Unidentifyable High Memory Usage (Leak?) Please Memory Experts I Need Your Help!

Kirbyarm

Distinguished
Nov 9, 2013
298
8
18,785
Hello everyone,

I'm currently battling a problem with my computer's RAM. I have 32 GB of RAM installed and the last few days or so it has been obscenely high memory usage. As soon as I reboot the computer and the desktop is loaded I immediately open task manager and it shows 38 - 40% memory used but refuses to show what is using that memory.

In task manager, this is sorted by 'Memory':

https://i.imgur.com/oZkf4DU.png

This is the performance tab:

https://i.imgur.com/pl6c48e.png

A friend recommended checking into the RAMMap application, and this is what I see here:

https://i.imgur.com/4PmvH0F.png

It seems whatever this nonpaged pool section is, is eating almost 10 GB of RAM! From what I've read online that area is driver related and shouldn't be exceeding even 1 - 2 GB at the very most.

Further research led to me downloading and installing visual studio community 2017 so that I could then install the windows tool kits for Windows 10, to access this program called poolmon.exe

I have run that application and it shows a bluescreen with probably a hundred or more pages of data and I don't understand a single bit of it, more specifically, how I can use it to identify what is sucking all this memory out of nowhere suddenly.

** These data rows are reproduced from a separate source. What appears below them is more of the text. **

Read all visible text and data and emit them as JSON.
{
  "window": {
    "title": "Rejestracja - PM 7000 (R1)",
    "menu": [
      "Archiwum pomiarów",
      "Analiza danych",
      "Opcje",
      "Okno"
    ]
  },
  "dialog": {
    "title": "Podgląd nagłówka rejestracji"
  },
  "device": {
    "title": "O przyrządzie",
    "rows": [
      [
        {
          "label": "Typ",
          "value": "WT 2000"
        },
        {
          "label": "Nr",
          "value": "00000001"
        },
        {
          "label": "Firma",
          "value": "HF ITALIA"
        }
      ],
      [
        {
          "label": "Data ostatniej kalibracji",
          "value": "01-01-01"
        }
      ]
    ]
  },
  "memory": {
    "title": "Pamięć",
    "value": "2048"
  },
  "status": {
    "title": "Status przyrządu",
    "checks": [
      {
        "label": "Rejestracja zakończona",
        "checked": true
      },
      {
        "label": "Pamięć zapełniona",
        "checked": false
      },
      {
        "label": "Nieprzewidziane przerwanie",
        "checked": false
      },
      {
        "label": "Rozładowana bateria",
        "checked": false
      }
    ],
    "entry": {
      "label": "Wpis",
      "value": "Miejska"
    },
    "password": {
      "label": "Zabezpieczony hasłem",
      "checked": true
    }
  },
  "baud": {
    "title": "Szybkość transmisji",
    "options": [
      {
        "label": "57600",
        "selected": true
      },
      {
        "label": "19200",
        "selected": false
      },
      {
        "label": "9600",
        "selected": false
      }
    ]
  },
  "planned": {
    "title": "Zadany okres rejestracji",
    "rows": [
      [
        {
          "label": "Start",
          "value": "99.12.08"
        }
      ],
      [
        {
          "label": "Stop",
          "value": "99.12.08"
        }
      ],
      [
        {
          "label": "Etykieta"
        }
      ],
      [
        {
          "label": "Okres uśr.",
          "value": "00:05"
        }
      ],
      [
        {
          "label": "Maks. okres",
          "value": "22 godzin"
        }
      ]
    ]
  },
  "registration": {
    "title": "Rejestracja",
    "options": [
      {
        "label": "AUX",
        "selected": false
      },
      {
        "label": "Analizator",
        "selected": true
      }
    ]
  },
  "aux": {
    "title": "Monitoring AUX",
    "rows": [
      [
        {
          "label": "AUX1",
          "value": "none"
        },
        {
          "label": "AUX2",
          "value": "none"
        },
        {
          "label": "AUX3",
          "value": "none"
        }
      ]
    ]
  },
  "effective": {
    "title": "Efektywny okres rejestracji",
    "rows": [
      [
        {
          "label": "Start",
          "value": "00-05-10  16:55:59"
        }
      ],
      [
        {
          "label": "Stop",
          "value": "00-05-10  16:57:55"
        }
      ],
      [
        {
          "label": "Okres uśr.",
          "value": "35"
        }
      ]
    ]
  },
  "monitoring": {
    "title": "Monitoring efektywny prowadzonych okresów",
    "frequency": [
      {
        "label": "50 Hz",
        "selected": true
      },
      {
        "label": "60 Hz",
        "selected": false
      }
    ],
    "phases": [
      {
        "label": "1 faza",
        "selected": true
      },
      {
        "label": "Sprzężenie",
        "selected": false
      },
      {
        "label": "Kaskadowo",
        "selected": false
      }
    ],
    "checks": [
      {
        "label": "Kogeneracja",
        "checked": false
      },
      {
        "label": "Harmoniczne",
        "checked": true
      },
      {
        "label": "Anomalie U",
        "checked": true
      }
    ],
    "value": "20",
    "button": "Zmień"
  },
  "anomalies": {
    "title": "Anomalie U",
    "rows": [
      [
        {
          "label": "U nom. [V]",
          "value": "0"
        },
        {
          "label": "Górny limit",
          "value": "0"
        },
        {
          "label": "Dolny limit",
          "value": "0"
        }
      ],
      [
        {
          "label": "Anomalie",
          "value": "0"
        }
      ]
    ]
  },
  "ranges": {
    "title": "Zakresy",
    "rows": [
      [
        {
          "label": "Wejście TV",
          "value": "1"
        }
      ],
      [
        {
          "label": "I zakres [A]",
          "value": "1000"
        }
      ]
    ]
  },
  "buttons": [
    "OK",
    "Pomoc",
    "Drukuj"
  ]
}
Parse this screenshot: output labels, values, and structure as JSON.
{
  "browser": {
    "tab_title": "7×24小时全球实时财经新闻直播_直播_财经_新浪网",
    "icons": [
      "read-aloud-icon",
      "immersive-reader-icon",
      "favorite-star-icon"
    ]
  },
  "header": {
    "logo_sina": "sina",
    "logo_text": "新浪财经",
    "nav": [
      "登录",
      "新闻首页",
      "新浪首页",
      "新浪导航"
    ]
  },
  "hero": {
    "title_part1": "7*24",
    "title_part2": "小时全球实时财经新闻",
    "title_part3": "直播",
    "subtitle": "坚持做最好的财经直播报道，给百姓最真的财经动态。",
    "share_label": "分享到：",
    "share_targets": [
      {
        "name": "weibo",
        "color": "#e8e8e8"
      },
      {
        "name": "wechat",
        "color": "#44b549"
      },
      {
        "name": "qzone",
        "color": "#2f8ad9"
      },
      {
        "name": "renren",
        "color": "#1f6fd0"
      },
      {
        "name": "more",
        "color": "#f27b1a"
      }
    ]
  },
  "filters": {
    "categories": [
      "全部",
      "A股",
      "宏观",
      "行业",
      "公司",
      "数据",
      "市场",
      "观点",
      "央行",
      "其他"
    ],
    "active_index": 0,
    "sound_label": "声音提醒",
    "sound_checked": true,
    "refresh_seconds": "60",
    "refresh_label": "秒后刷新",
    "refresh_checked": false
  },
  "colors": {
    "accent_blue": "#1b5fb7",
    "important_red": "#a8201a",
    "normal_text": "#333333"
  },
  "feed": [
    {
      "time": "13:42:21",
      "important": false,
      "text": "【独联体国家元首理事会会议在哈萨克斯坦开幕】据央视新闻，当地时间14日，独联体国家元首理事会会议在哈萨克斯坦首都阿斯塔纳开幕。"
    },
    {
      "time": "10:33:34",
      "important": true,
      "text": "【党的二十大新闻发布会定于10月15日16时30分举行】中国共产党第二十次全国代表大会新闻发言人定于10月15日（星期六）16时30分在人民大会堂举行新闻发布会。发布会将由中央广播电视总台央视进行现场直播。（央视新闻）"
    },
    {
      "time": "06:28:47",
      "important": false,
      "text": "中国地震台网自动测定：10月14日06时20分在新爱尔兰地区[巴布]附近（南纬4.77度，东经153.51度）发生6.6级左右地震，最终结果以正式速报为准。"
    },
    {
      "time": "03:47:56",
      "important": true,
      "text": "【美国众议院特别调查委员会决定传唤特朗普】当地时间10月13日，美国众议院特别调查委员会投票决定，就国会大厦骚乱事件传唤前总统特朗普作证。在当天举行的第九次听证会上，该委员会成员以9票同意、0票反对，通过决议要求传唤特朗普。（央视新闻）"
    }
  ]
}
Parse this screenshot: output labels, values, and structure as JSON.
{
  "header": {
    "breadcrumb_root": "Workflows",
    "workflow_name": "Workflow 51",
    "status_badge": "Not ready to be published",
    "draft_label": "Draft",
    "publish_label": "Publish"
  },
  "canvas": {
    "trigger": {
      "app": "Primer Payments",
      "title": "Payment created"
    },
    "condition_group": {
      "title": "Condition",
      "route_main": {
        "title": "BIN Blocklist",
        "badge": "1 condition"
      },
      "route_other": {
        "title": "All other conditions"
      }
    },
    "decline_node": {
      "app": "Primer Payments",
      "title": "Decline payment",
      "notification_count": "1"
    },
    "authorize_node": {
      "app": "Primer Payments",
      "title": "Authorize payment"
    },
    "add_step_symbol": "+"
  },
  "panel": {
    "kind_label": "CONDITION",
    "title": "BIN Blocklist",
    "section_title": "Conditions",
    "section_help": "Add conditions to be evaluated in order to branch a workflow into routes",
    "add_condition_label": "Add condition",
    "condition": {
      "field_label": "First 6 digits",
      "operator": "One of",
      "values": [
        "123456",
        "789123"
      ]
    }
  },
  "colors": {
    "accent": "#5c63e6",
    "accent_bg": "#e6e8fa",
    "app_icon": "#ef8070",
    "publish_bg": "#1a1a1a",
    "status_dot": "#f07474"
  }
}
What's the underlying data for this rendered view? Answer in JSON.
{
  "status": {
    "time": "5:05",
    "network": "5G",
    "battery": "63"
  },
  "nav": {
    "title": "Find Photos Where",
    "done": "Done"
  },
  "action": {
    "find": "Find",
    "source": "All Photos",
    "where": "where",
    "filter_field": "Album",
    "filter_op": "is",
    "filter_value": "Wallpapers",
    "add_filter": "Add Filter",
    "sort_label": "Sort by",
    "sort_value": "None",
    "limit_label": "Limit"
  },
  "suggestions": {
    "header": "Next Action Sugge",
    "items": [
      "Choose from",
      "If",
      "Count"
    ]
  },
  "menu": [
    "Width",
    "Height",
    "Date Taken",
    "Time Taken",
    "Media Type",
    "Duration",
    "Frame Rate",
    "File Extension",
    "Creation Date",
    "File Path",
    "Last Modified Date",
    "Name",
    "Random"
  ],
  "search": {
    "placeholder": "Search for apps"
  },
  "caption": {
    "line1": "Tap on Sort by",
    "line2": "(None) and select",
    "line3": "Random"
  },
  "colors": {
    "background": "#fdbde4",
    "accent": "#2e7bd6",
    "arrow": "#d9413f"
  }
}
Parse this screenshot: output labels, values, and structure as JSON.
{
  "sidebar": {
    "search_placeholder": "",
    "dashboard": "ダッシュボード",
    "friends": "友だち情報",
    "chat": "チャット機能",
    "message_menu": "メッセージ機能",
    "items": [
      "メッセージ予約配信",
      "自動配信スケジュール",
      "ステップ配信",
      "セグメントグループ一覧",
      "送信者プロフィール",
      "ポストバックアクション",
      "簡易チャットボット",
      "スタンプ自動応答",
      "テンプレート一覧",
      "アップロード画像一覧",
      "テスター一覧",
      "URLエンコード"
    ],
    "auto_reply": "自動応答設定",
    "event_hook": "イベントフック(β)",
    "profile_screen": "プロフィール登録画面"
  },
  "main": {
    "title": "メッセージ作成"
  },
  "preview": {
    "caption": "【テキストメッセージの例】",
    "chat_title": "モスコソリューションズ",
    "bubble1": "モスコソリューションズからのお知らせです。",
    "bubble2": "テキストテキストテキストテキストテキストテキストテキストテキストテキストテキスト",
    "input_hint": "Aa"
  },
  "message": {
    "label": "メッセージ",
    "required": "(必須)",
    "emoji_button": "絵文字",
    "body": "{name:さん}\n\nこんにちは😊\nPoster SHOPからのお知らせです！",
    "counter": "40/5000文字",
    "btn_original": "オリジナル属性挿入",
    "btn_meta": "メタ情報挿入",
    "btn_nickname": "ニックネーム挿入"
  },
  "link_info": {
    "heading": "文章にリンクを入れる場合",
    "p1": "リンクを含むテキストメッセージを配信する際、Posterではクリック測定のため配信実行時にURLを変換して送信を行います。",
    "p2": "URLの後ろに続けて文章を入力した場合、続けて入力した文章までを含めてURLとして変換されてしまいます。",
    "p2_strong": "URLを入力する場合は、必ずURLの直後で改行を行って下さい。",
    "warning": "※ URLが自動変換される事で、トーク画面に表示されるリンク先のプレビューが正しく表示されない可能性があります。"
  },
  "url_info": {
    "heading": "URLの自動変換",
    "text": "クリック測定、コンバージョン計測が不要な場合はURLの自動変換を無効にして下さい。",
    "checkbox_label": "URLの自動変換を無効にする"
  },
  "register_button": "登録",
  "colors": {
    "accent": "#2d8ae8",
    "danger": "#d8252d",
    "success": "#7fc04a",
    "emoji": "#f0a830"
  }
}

This machine is several years old and has never had this problem so this is a very new thing to just suddenly start happening.

Here is a screenshot of the top of the poolmon.exe screen:

https://i.imgur.com/e4nA8F1.png

Please help me figure this out! Thank you for your time.
 
Solution
This is almost always caused by a Killer LAN network card being used with WHQL drivers. There are other possible causes, but 99% of the time that's the cause. If you have that network card, install the latest drivers from the manufacturer's website and reboot.
This is almost always caused by a Killer LAN network card being used with WHQL drivers. There are other possible causes, but 99% of the time that's the cause. If you have that network card, install the latest drivers from the manufacturer's website and reboot.